Repository files navigation

Kaitai YAML

A lightweight YAML parser for Scala that handles a practical subset of YAML 1.2. Built on FastParse, it cross-compiles for JVM, Scala.js, and Scala Native.

There are plenty of YAML parsers available for Scala already, here's what makes Kaitai YAML distinct:

  • Portable across all Scala ecosystem (JVM, Scala.js, Scala Native).
  • No type coercion — all scalar values are plain strings. It solves 3/4 of what YAML is routinely being hated for, e.g. infamous Norway problem, treating versions as doubles, etc.
  • Source positions — every YAML node carries its position which can be used for precise offset/line/column error reporting.
  • Deterministic key order — mappings preserve document order.
  • Integration with FastParse — making it possible to embed this parser into other FastParse parsers, or, vice versa, extend YAML parsing with other FastParse parsers.

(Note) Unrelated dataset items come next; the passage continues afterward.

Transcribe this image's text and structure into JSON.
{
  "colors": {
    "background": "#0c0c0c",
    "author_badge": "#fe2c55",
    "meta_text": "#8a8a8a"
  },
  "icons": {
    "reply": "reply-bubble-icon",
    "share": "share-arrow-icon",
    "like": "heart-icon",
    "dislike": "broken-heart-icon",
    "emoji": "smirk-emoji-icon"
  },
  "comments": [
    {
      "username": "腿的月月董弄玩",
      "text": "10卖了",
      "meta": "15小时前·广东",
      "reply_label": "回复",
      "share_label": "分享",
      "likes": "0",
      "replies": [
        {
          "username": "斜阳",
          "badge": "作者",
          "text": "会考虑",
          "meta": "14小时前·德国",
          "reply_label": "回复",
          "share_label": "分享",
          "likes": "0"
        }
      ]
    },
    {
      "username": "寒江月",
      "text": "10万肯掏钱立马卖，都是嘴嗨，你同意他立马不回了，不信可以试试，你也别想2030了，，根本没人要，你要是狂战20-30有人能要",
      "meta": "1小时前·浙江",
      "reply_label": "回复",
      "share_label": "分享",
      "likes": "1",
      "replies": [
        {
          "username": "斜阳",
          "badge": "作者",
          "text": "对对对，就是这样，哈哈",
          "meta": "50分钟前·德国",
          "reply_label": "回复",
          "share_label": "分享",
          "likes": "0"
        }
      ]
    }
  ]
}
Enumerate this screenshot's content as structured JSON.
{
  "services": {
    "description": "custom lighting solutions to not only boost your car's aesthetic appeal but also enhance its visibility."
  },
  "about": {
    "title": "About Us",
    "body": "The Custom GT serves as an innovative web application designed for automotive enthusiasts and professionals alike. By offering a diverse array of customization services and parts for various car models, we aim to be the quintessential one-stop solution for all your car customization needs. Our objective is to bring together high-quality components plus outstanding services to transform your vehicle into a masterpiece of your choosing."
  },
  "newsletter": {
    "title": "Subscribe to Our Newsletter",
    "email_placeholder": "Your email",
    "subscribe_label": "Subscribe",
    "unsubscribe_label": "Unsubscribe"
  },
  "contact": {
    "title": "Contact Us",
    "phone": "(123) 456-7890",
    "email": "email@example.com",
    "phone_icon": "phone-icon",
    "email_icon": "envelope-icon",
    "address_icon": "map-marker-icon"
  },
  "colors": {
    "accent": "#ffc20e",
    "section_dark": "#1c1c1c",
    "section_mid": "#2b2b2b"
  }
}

If you're looking for slightly different feature set, consider using any of these libraries:

Installation

The library is available for Scala 2.12, 2.13, and 3.x.

sbt

// JVM
libraryDependencies += "io.kaitai" %% "kaitai-yaml" % "0.1"

// Scala.js / Scala Native
libraryDependencies += "io.kaitai" %%% "kaitai-yaml" % "0.1"

Mill

ivy"io.kaitai::kaitai-yaml:0.1"

Gradle

implementation("io.kaitai:kaitai-yaml_2.13:0.1")

Usage

Parsing

import fastparse._
import io.kaitai.yaml._

val input = """
name: my-service
version: 1.0
tags: [scala, yaml]
config:
  debug: false
  ports:
    - 8080
    - 8443
""".trim

YamlParser.parse(input) match {
  case Parsed.Success(root, _) => println(root)
  case f: Parsed.Failure       => System.err.println(f.trace().longAggregateMsg)
}

YamlParser.parse returns fastparse.Parsed[YamlNode] — the standard FastParse result type:

  • Parsed.Success carries the parsed AST and the index where parsing stopped.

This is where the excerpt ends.